Für einen gerechteren Zugang zu medizinischer Versorgung kann vor allem die Tele-Medizin beitragen. Seit der Deutsche Ärztetag 2018 das Fernbehandlungsverbot lockerte, können Online- und Videosprechstunden jetzt grundsätzlich auch dann durchgeführt werden, wenn es zuvor keinen persönlichen Kontakt zwischen Arzt und Patient gab. Das erleichtert es vor allem Menschen in ländlichen Gebieten, ärztliche Versorgung unkompliziert und ohne lange Anfahrtswege in Anspruch zu nehmen.
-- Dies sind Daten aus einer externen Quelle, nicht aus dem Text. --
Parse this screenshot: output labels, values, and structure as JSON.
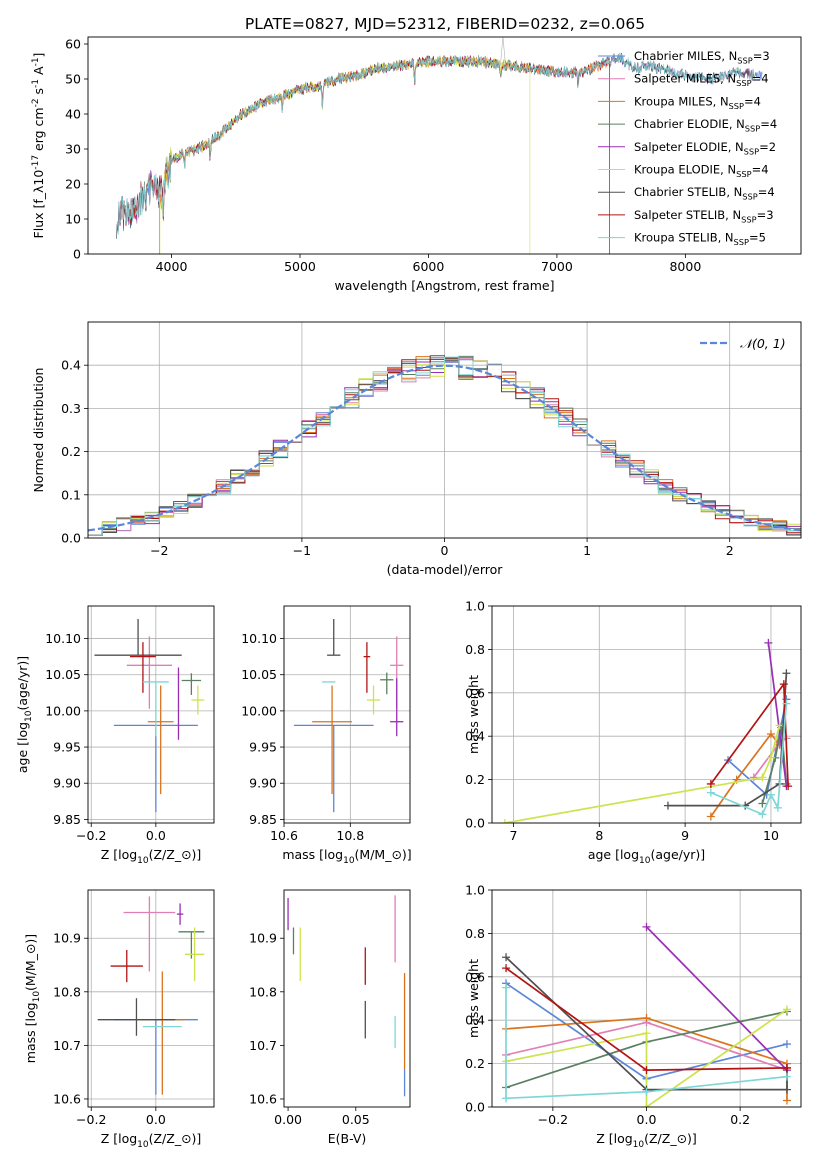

Im Gesundheitsministerium glaubt man, wichtige Weichen für die Vorteile der Digitalisierung gestellt zu haben und nennt in diesem Zusammenhang unter anderem den Zugang zu digitalen Gesundheitsanwendungen („App auf Rezept“), die bereits erwähnte Telemedizin oder die Einführung der elektronischen Patientenakte (ePA). Letztere wurde zum 1. Januar 2021 eingeführt und soll nach einer Testphase in vollem Umfang zur Verfügung stehen.

Die Initiatoren versprechen sich davon Verbesserungen in der Patientenversorgung und auch eine Art „Demokratisierung“ des bestehenden Systems. Denn zum einen ermöglicht es die ePA, Daten wie Medikationspläne oder Notfallinformationen zu speichern und den jeweiligen Arzt unverzüglich darüber zu informieren. Und: „Patientinnen und Patienten können ihre Daten künftig auch außerhalb der Arztpraxis eigenständig einsehen, zum Beispiel übers Smartphone. Sie sind damit über Diagnose und Therapie viel genauer und umfassender informiert und können besser als bisher über ihre Gesundheit mitentscheiden“, verlautet es aus dem Gesundheitsministerium.
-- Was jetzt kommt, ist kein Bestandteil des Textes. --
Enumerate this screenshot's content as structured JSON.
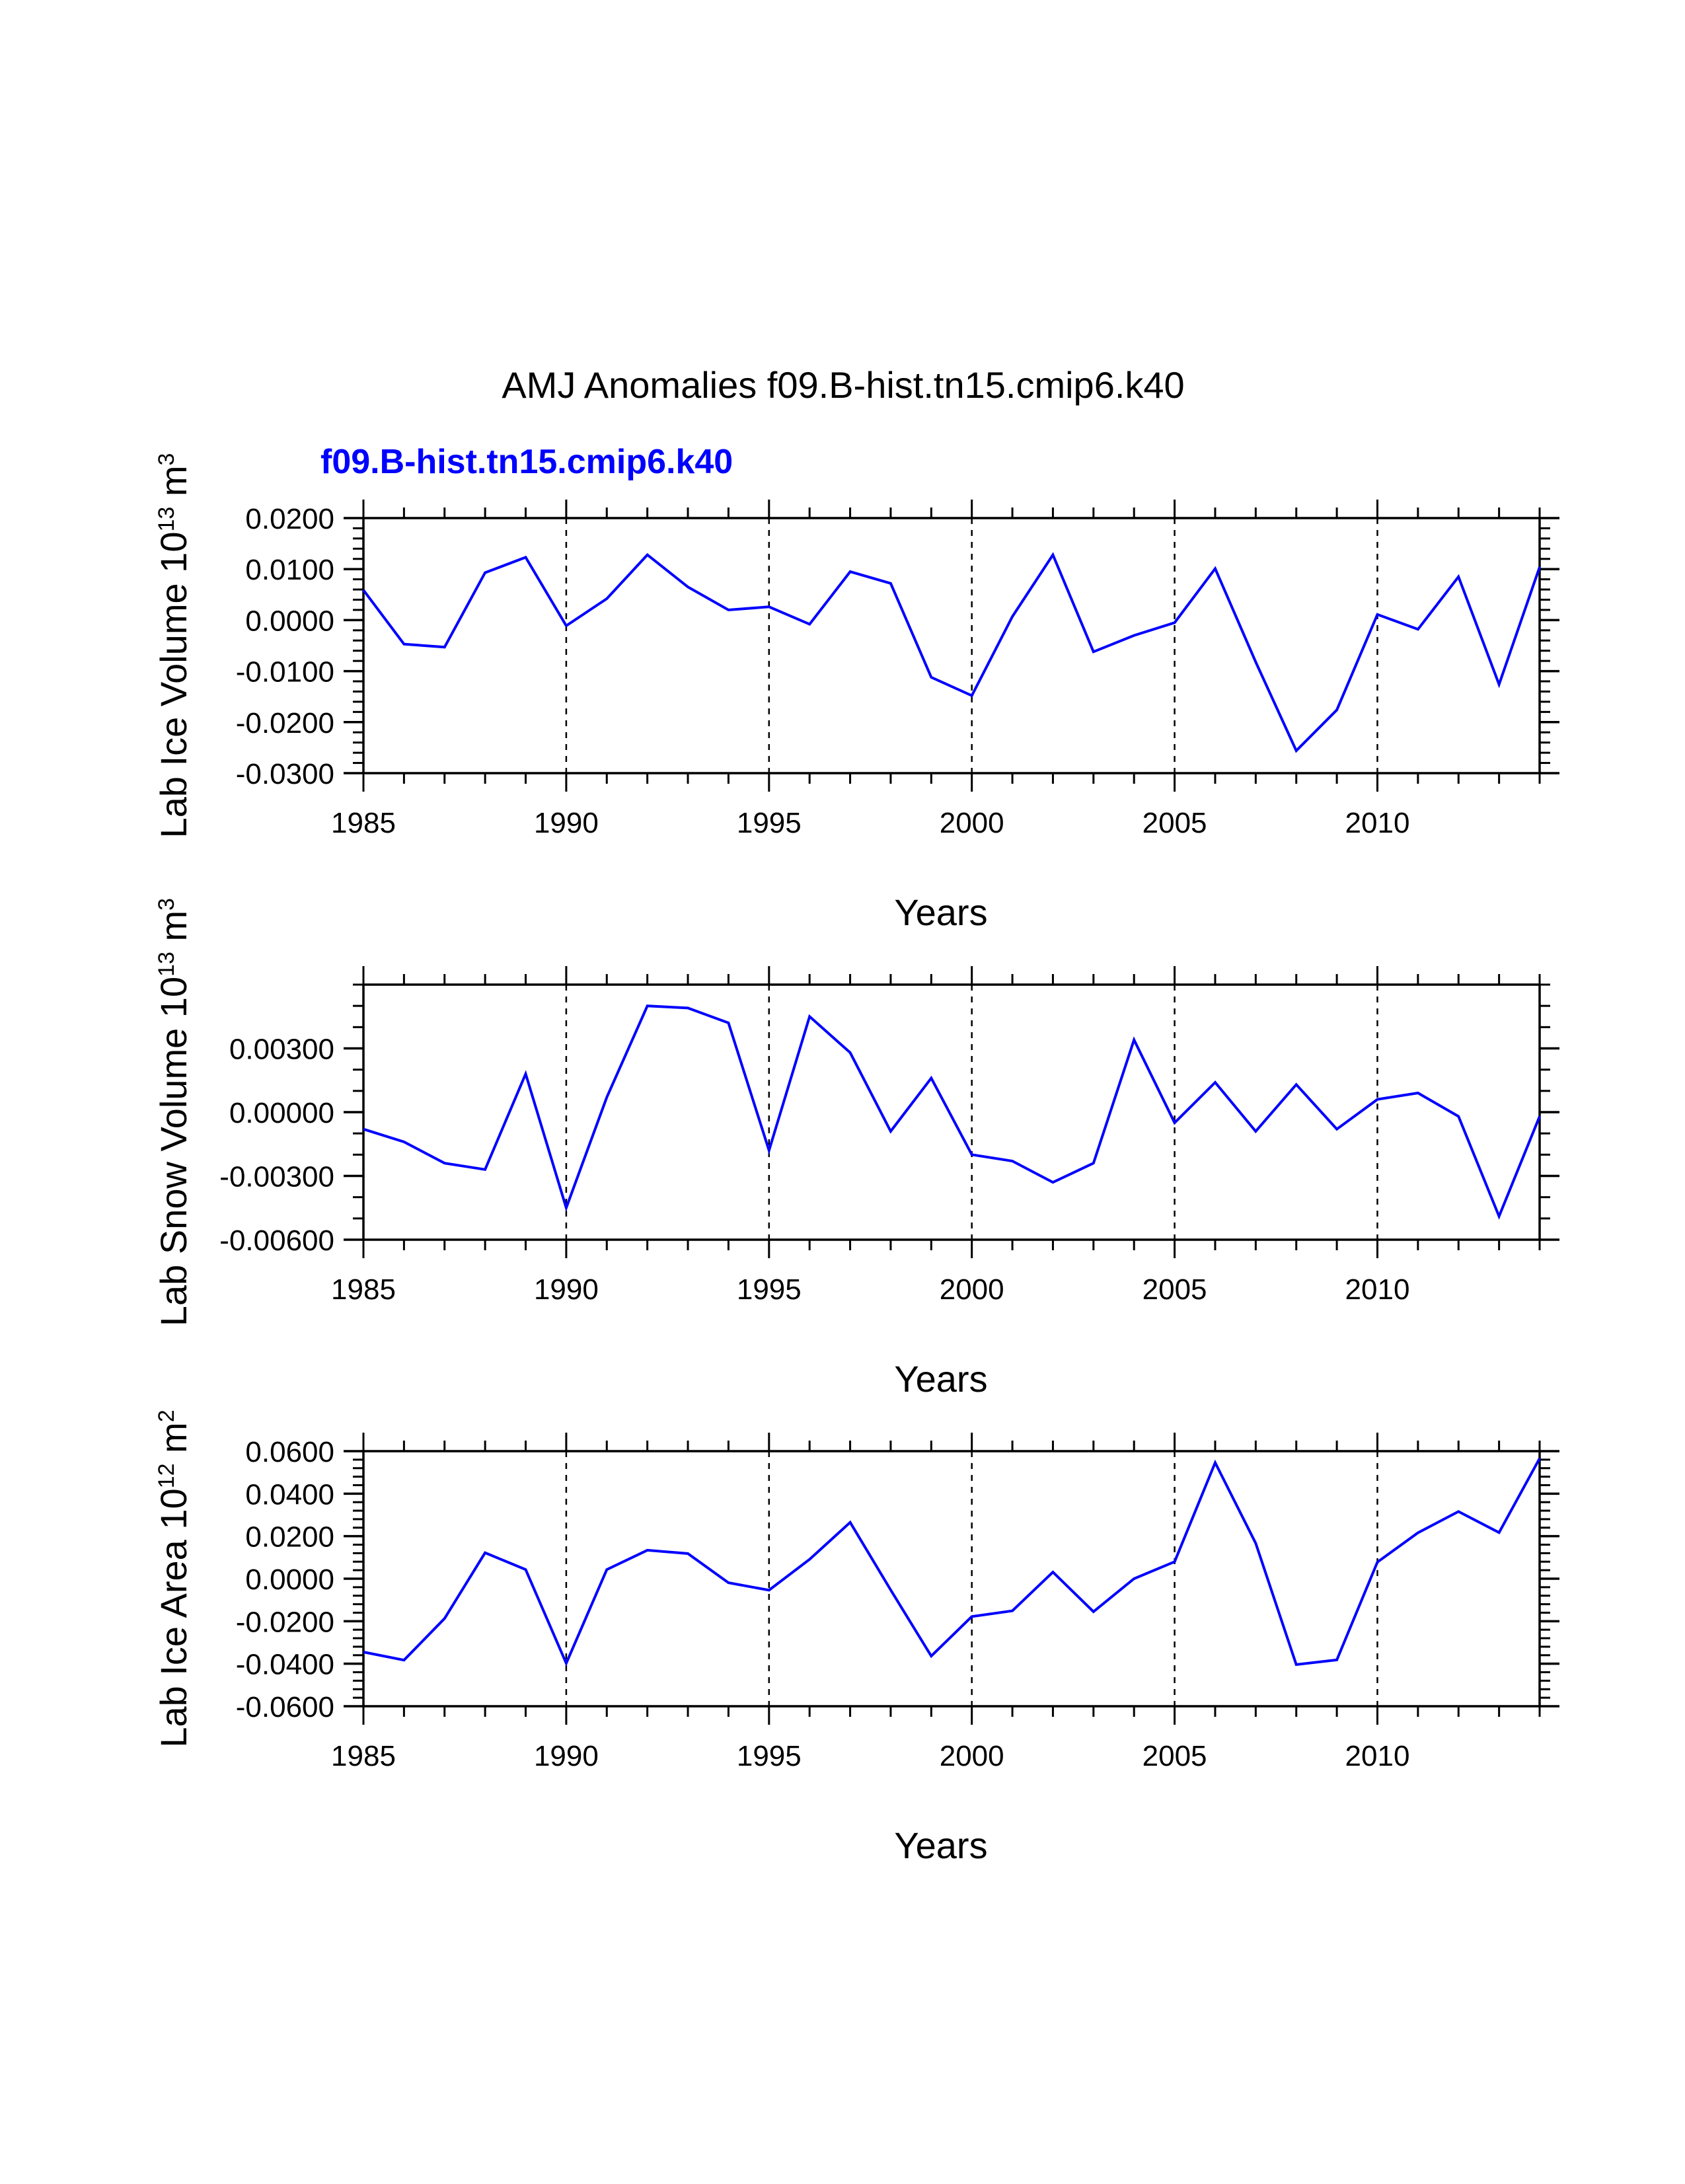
{
  "title": "AMJ Anomalies f09.B-hist.tn15.cmip6.k40",
  "legend_label": "f09.B-hist.tn15.cmip6.k40",
  "colors": {
    "series": "#0000ff",
    "axis": "#000000"
  },
  "chart_data": [
    {
      "type": "line",
      "name": "ice-volume",
      "title": "",
      "xlabel": "Years",
      "ylabel": "Lab Ice Volume 10",
      "ylabel_exp": "13",
      "ylabel_unit": " m",
      "ylabel_unit_exp": "3",
      "xlim": [
        1985,
        2014
      ],
      "ylim": [
        -0.03,
        0.02
      ],
      "x_ticks": [
        1985,
        1990,
        1995,
        2000,
        2005,
        2010
      ],
      "x_tick_labels": [
        "1985",
        "1990",
        "1995",
        "2000",
        "2005",
        "2010"
      ],
      "y_ticks": [
        -0.03,
        -0.02,
        -0.01,
        0.0,
        0.01,
        0.02
      ],
      "y_tick_labels": [
        "-0.0300",
        "-0.0200",
        "-0.0100",
        "0.0000",
        "0.0100",
        "0.0200"
      ],
      "y_minor_step": 0.002,
      "x": [
        1985,
        1986,
        1987,
        1988,
        1989,
        1990,
        1991,
        1992,
        1993,
        1994,
        1995,
        1996,
        1997,
        1998,
        1999,
        2000,
        2001,
        2002,
        2003,
        2004,
        2005,
        2006,
        2007,
        2008,
        2009,
        2010,
        2011,
        2012,
        2013,
        2014
      ],
      "series": [
        {
          "name": "f09.B-hist.tn15.cmip6.k40",
          "values": [
            0.0059,
            -0.0047,
            -0.0053,
            0.0093,
            0.0123,
            -0.0011,
            0.0042,
            0.0128,
            0.0065,
            0.002,
            0.0026,
            -0.0008,
            0.0095,
            0.0072,
            -0.0112,
            -0.0148,
            0.0007,
            0.0128,
            -0.0062,
            -0.003,
            -0.0005,
            0.0101,
            -0.0082,
            -0.0256,
            -0.0176,
            0.0011,
            -0.0018,
            0.0085,
            -0.0126,
            0.0104
          ]
        }
      ]
    },
    {
      "type": "line",
      "name": "snow-volume",
      "title": "",
      "xlabel": "Years",
      "ylabel": "Lab Snow Volume 10",
      "ylabel_exp": "13",
      "ylabel_unit": " m",
      "ylabel_unit_exp": "3",
      "xlim": [
        1985,
        2014
      ],
      "ylim": [
        -0.006,
        0.006
      ],
      "x_ticks": [
        1985,
        1990,
        1995,
        2000,
        2005,
        2010
      ],
      "x_tick_labels": [
        "1985",
        "1990",
        "1995",
        "2000",
        "2005",
        "2010"
      ],
      "y_ticks": [
        -0.006,
        -0.003,
        0.0,
        0.003
      ],
      "y_tick_labels": [
        "-0.00600",
        "-0.00300",
        "0.00000",
        "0.00300"
      ],
      "y_minor_step": 0.001,
      "x": [
        1985,
        1986,
        1987,
        1988,
        1989,
        1990,
        1991,
        1992,
        1993,
        1994,
        1995,
        1996,
        1997,
        1998,
        1999,
        2000,
        2001,
        2002,
        2003,
        2004,
        2005,
        2006,
        2007,
        2008,
        2009,
        2010,
        2011,
        2012,
        2013,
        2014
      ],
      "series": [
        {
          "name": "f09.B-hist.tn15.cmip6.k40",
          "values": [
            -0.0008,
            -0.0014,
            -0.0024,
            -0.0027,
            0.0018,
            -0.0045,
            0.0007,
            0.005,
            0.0049,
            0.0042,
            -0.0018,
            0.0045,
            0.0028,
            -0.0009,
            0.0016,
            -0.002,
            -0.0023,
            -0.0033,
            -0.0024,
            0.0034,
            -0.0005,
            0.0014,
            -0.0009,
            0.0013,
            -0.0008,
            0.0006,
            0.0009,
            -0.0002,
            -0.0049,
            -0.0002
          ]
        }
      ]
    },
    {
      "type": "line",
      "name": "ice-area",
      "title": "",
      "xlabel": "Years",
      "ylabel": "Lab Ice Area 10",
      "ylabel_exp": "12",
      "ylabel_unit": " m",
      "ylabel_unit_exp": "2",
      "xlim": [
        1985,
        2014
      ],
      "ylim": [
        -0.06,
        0.06
      ],
      "x_ticks": [
        1985,
        1990,
        1995,
        2000,
        2005,
        2010
      ],
      "x_tick_labels": [
        "1985",
        "1990",
        "1995",
        "2000",
        "2005",
        "2010"
      ],
      "y_ticks": [
        -0.06,
        -0.04,
        -0.02,
        0.0,
        0.02,
        0.04,
        0.06
      ],
      "y_tick_labels": [
        "-0.0600",
        "-0.0400",
        "-0.0200",
        "0.0000",
        "0.0200",
        "0.0400",
        "0.0600"
      ],
      "y_minor_step": 0.004,
      "x": [
        1985,
        1986,
        1987,
        1988,
        1989,
        1990,
        1991,
        1992,
        1993,
        1994,
        1995,
        1996,
        1997,
        1998,
        1999,
        2000,
        2001,
        2002,
        2003,
        2004,
        2005,
        2006,
        2007,
        2008,
        2009,
        2010,
        2011,
        2012,
        2013,
        2014
      ],
      "series": [
        {
          "name": "f09.B-hist.tn15.cmip6.k40",
          "values": [
            -0.0345,
            -0.0383,
            -0.0187,
            0.0122,
            0.0043,
            -0.0398,
            0.0043,
            0.0134,
            0.0118,
            -0.0019,
            -0.0054,
            0.0091,
            0.0265,
            -0.0053,
            -0.0364,
            -0.0178,
            -0.0151,
            0.0031,
            -0.0155,
            0.0,
            0.008,
            0.0546,
            0.0167,
            -0.0404,
            -0.0382,
            0.0078,
            0.0216,
            0.0316,
            0.0217,
            0.0566
          ]
        }
      ]
    }
  ]
}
Experten: Deutschland hinkt international noch hinterher

Wie geht es nun weiter? Während die Bürgerinnen und Bürger Deutschland in puncto Digitalisierung des Gesundheitswesens bereits recht gut aufgestellt sehen (so äußerten sich in einer Umfrage 61 Prozent der Befragten), kritisieren Fachleute, dass es hierzulande zu langsam geht: „Viele Chancen digitaler Technologien werden in Deutschland noch nicht genutzt, während in anderen europäischen Ländern Telemonitoring, Video-Sprechstunden und elektronische Patientenakten längst Standard sind“, meinen zum Beispiel die PwC-Experten. Bei der Digitalisierung des Gesundheitswesens hat Deutschland im internationalen Vergleich hat Deutschland also noch einiges an Aufholbedarf.